First of all Andrew is correct that there is a disparity at the moment. If you are born disabled with only one leg, you get nothing from ACC. If you lose a leg in an accident you may get payments for life.
But his solution is massively expensive. It would lead to dramatic increases in ACC levies. It means that if (for example) someone was grossly obese and couldn’t work anymore due to their diabetes – they would get ACC payments based on their former salary for life. This would be far more costly than the Invalids Benefit.
Likewise as drug addiction is an illness, drug addicts would get ACC compensation rather than a benefit.
There is merit in looking at combining together the ACC and Welfare systems to remove the “injustice” but doing it by merely extending ACC to everyone with a temporary or permanent incapacity is likely to prove hugely expensive. It would mean a drop in take home pay for every employee and an increase in employer premiums.
He is also calling for it to dump the fully-funded model, which sets levies to cover the future cost of current injuries.
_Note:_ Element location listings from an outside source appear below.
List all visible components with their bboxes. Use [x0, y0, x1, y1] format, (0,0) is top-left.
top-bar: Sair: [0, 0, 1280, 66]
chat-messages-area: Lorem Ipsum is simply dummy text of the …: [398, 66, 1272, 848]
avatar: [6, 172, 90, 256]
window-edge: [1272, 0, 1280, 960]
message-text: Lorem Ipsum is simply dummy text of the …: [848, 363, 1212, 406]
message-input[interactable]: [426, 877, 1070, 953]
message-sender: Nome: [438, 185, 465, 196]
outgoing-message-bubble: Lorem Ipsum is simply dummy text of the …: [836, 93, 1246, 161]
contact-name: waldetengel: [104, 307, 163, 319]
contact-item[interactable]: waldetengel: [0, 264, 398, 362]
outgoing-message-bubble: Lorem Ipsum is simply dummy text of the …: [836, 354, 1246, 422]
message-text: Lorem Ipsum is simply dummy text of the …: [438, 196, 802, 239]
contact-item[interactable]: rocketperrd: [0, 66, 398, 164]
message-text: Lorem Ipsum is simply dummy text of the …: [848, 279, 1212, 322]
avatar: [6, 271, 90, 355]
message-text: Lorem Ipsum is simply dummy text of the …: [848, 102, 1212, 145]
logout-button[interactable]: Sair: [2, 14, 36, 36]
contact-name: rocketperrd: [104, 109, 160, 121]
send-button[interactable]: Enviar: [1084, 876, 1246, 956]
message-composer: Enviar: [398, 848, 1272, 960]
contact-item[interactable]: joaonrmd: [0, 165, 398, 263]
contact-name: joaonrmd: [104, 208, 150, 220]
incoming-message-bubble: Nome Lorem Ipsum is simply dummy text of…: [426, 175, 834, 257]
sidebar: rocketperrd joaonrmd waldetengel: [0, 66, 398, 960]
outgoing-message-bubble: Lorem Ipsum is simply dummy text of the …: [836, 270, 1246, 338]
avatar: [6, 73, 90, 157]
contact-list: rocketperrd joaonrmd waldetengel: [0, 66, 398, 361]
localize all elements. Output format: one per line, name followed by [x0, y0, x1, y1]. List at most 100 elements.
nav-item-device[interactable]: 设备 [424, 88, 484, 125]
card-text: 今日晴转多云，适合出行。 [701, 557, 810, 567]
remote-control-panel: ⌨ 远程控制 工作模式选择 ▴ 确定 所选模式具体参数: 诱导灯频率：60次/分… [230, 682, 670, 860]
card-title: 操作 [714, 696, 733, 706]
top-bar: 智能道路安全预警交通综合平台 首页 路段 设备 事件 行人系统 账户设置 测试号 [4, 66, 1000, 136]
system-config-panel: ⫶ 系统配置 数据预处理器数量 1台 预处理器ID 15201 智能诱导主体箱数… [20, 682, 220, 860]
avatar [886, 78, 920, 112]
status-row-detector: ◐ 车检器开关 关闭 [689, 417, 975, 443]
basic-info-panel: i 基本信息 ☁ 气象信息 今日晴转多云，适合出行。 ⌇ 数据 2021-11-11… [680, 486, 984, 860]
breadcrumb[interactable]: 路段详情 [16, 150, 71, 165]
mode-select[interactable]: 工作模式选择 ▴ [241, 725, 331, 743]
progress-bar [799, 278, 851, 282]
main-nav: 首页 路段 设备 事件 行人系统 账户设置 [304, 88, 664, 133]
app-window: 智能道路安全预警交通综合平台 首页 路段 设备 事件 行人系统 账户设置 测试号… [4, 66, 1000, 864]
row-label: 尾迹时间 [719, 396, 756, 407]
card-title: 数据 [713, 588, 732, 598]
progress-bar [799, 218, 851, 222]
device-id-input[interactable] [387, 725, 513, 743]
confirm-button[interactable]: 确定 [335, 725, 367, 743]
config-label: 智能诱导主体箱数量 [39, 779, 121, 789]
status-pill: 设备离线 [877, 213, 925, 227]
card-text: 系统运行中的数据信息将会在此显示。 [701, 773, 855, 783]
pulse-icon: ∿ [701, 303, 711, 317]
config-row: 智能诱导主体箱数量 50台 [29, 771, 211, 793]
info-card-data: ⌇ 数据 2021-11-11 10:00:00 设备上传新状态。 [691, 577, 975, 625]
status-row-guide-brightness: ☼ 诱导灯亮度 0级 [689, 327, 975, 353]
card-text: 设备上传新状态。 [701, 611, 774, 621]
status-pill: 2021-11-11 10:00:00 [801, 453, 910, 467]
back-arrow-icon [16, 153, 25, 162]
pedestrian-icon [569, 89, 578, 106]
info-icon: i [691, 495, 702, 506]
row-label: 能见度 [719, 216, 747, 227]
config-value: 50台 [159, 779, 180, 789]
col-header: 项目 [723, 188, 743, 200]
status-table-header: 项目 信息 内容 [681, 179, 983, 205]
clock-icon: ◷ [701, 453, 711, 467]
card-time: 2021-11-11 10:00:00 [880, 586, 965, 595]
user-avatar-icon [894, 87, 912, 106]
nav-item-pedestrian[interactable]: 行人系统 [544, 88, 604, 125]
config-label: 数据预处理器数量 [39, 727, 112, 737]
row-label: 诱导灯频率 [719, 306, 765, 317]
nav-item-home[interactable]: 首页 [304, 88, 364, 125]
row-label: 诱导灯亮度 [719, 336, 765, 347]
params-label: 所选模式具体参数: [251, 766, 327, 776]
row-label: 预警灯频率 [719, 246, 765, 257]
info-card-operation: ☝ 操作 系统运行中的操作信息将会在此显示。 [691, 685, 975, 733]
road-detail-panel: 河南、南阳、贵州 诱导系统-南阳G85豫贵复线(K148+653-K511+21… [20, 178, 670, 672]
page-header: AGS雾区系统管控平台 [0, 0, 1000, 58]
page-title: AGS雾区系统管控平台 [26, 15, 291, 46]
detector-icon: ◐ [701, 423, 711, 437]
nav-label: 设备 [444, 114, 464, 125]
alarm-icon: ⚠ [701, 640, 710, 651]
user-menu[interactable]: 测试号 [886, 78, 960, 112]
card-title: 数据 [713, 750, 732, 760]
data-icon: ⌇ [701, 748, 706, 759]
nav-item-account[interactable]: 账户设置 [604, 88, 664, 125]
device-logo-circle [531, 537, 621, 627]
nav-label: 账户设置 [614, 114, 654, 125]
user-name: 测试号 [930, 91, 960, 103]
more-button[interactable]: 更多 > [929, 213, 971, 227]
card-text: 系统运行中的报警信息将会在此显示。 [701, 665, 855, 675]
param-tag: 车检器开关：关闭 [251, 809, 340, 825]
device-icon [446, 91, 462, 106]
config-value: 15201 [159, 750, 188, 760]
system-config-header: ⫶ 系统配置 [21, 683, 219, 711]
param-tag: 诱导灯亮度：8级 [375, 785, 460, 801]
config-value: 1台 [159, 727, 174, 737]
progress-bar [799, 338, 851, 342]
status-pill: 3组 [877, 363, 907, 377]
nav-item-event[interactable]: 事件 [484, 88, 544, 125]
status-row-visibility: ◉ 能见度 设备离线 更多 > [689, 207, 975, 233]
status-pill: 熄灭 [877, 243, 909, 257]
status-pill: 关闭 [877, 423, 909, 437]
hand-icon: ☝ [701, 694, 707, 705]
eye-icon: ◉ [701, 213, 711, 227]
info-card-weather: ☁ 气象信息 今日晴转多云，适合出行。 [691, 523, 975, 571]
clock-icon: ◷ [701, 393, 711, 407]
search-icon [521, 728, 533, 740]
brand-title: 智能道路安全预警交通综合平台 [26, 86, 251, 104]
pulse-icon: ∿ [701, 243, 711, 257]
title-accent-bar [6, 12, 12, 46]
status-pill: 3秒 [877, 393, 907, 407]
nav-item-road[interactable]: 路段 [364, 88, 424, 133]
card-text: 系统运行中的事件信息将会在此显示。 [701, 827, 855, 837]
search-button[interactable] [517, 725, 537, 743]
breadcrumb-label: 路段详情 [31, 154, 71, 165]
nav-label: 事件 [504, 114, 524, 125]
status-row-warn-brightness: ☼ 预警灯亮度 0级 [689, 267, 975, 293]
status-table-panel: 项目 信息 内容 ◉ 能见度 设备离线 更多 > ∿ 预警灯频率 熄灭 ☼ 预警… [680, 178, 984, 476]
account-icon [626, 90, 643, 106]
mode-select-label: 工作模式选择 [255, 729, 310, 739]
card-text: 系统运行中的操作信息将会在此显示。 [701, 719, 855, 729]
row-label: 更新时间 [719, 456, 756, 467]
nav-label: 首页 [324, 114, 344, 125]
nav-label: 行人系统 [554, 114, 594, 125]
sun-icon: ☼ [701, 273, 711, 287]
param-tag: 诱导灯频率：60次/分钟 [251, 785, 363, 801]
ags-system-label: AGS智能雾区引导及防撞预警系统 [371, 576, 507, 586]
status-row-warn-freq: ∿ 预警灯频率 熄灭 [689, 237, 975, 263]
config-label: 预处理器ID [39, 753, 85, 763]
I’m against this also. Apart from the accounting argument, the benefit of having premiums reflect the full cost of current injuries is that it acts as a fiscal deterrent to widening coverage (as Labour did multiple times when last in Govt) because the premiums increase more under full funding (to reflect the full cost). It is all too easy under pay as you go to keep adding things into the scheme because the immediate impact on ACC finances is low. But the long-term impact can be quite massive. Basically full funding means that the Government is less likely to keep adding on extra costs to employees, employers, taxpayers and motorists who fund the scheme.